= Gamearth Trilogy =

The Gamearth Trilogy is a series of sword and sorcery fantasy novels by Kevin J. Anderson, comprising Gamearth (1989), Gameplay (1989), and Game's End (1990). They are set in the world of Gamearth, which is a role-playing game campaign setting invented by four teenagers.

The Gamearth Trilogy was republished as Hexworld, comprising Roll, Play and End, all published in 2021 with some revisions and additional editing, noted by the author in the foreword of Roll.

==Plot summary==
At the beginning of the trilogy, Scott, Tyrone, David and Melanie have been playing Gamearth for approximately 2 years. David has grown bored of the game and tries to convince the others that it is time to quit. When Melanie thwarts him, David decides that his characters will begin a war of conquest with the ultimate aim of destroying the world. Melanie then sends her characters on a quest to stop this.

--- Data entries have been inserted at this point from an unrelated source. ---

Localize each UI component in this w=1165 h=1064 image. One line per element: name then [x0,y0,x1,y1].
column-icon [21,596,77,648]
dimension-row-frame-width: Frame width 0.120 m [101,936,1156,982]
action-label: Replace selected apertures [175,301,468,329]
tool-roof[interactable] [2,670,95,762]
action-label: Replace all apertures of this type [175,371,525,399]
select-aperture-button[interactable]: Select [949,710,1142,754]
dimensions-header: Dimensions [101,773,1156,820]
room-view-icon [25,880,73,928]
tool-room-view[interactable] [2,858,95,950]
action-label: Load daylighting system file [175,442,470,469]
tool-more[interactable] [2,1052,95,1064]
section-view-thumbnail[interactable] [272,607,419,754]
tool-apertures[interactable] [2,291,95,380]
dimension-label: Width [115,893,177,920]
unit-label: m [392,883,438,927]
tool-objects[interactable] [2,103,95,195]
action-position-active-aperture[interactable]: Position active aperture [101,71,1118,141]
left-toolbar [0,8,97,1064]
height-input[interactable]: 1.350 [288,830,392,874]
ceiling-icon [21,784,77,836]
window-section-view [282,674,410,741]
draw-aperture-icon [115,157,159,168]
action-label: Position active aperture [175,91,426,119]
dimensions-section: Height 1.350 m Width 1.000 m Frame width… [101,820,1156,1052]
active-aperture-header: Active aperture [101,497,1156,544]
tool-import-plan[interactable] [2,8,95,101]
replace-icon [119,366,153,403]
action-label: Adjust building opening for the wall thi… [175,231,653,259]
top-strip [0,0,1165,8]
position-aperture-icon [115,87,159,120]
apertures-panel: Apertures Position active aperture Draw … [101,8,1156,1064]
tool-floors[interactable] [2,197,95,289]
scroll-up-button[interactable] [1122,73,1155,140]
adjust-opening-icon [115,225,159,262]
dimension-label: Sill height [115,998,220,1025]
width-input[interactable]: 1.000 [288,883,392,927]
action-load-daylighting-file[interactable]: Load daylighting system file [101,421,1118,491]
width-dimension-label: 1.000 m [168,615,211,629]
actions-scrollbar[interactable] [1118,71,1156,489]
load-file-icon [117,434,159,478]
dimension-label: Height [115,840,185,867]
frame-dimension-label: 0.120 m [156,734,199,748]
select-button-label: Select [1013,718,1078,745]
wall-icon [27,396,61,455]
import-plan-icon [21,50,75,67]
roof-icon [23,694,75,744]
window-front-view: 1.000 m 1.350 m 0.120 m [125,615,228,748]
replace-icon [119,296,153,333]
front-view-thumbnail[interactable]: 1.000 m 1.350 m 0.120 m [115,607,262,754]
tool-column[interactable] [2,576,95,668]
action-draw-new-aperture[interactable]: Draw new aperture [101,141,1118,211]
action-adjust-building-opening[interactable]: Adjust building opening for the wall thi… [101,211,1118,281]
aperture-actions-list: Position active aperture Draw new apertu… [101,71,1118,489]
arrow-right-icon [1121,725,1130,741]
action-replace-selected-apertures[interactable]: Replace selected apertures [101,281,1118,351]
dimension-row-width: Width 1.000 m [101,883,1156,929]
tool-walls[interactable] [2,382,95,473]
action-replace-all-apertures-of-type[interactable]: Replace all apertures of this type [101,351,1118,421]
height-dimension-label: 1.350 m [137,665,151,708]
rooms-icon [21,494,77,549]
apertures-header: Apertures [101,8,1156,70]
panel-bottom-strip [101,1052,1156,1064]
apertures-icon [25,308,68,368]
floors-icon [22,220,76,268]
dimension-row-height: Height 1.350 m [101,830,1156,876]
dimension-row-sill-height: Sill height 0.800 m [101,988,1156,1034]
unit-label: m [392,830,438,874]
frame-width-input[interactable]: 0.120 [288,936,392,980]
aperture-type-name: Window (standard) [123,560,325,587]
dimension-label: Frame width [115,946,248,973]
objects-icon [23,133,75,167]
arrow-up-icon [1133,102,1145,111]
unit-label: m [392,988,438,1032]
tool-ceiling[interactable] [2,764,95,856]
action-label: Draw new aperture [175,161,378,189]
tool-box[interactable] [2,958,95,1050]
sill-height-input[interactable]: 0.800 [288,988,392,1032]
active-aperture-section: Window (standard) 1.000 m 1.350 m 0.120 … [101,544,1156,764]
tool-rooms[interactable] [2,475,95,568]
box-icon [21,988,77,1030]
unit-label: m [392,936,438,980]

What none of them know is that their characters have achieved sentience and want to control their own affairs. They look on the four players as gods, calling them the "Ruleslords" and "Ruleslady". When they come to understand that their players are conspiring to end the world, they begin to take their own steps to hurt the players in the real world.

==Characters==
Many of the main characters are based on role-playing game stereotypes. They include:
- Delreal, a burly warrior.
- Vailret, Delreal's cousin. He is a meek scholar who hates adventuring and often curses the gods for making him do so.
- Bryl, a lazy, arrogant sorcerer.
- Sardun, a highly powerful, aristocratic and elderly sorcerer.

==Things of Power==
- The Four Elemental Stones: the crystallized powers in the shape of die left behind after the (Sorcerers) Departed. If held by a magic-user, each stone can increase the spells per day of the holder by one, and increase the abilities geared toward the stone's element. When all four are gathered together by a sorcerer character and rolled with the highest possible point values, unforeseeable power is granted. They are the Air Stone (a 4 sided diamond), the Water Stone (a 6 sided sapphire), the Fire Stone (an 8 sided ruby) and the Earth Stone (a 10 sided emerald).
- Scartaris: possibly a character, the sentient plant was created by David to leach the life from the Game.
- The Cannon: a giant cannon developed by Professor Verne and requisitioned by the manticore's army as a method of fighting the Ruleslords/Lady.
- The Weapon: a device reminiscent of an atomic bomb, an experiment deemed failed by Professors Verne and Frankenstein, captured by the manticore's army at the same time as Professor Verne.